Brinkley Pays Homage to Roosevelt's Conservationist Legacy
Douglas Brinkley, professor of history at Rice University
LAKELAND, Fla. (Sept. 24, 2010) -- If you cherish being able to watch birds by the lake or go fishing and camping in state and national parks, thank Teddy Roosevelt.
So says Douglas Brinkley, the presidential historian and author of the 2009 Roosevelt biography, "Wilderness Warrior." Brinkley opened Florida Southern's Florida Lecture Series on Friday night in Branscomb Auditorium.
Roosevelt's uncle, Rob, and close friend, Frank Chapman, both were bird lovers and scholarly men, and they influenced Roosevelt's lifelong passion for environmentalism.
When Roosevelt was police commissioner in New York, he learned of sea captains who were capturing sea turtles in Florida and driving a spike through them to more easily transport them so they could be sold to restaurants. He publicly said, "Turtles have feelings, too," and lost a court case and was widely taunted by New York-area restaurateurs. "It's a little edgy even now when you talk about animal rights," said Brinkley, "but back then, this was fringe stuff."
As governor of New York, Roosevelt pushed for federal laws and inter-state cooperation to protect migratory birds. "He said, 'Birds don't know borders,'" Brinkley told the crowd. "He said what's the point in protecting birds in Massachusetts if they're going to come to Florida and get slaughtered"

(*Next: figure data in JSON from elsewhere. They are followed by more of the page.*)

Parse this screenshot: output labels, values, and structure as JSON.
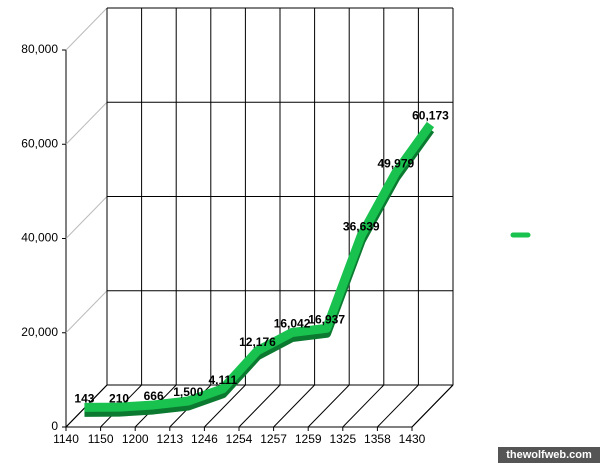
{
  "chart_data": {
    "type": "line3d",
    "categories": [
      "1140",
      "1150",
      "1200",
      "1213",
      "1246",
      "1254",
      "1257",
      "1259",
      "1325",
      "1358",
      "1430"
    ],
    "series": [
      {
        "color": "#19c24f",
        "values": [
          143,
          210,
          666,
          1500,
          4111,
          12176,
          16042,
          16937,
          36639,
          49979,
          60173
        ],
        "value_labels": [
          "143",
          "210",
          "666",
          "1,500",
          "4,111",
          "12,176",
          "16,042",
          "16,937",
          "36,639",
          "49,979",
          "60,173"
        ]
      }
    ],
    "ylim": [
      0,
      80000
    ],
    "yticks": [
      0,
      {
        "value": 20000,
        "label": "20,000"
      },
      {
        "value": 40000,
        "label": "40,000"
      },
      {
        "value": 60000,
        "label": "60,000"
      },
      {
        "value": 80000,
        "label": "80,000"
      }
    ],
    "grid": true,
    "watermark": "thewolfweb.com"
  }
}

As president, Roosevelt was shocked by the reports he got from Florida via his old friend Chapman. Tropical birds like pelicans were being killed for their valuable feathers, and then the hunters were taking their eggs, too. That was the impetus for his declaring Pelican Island the first national bird reservation, and he began to "exercise executive" orders to circumvent Congress and create the first national parks. Roosevelt also was instrumental in preserving the Dry Tortugas, the Ocala National Forest, and what is today known as the Ding Darling Wildlife Preserve, he said. "Florida was Ground Zero of his crusade," Brinkley said.
Likewise, he issued an executive order to prevent the railroads from building through the Grand Canyon.
"Today, we debate a lot of environmental topics, like should we drill in Alaska, but nobody debates national parks," said Brinkley. "We've done well in America, protecting these areas and the wildlife in them."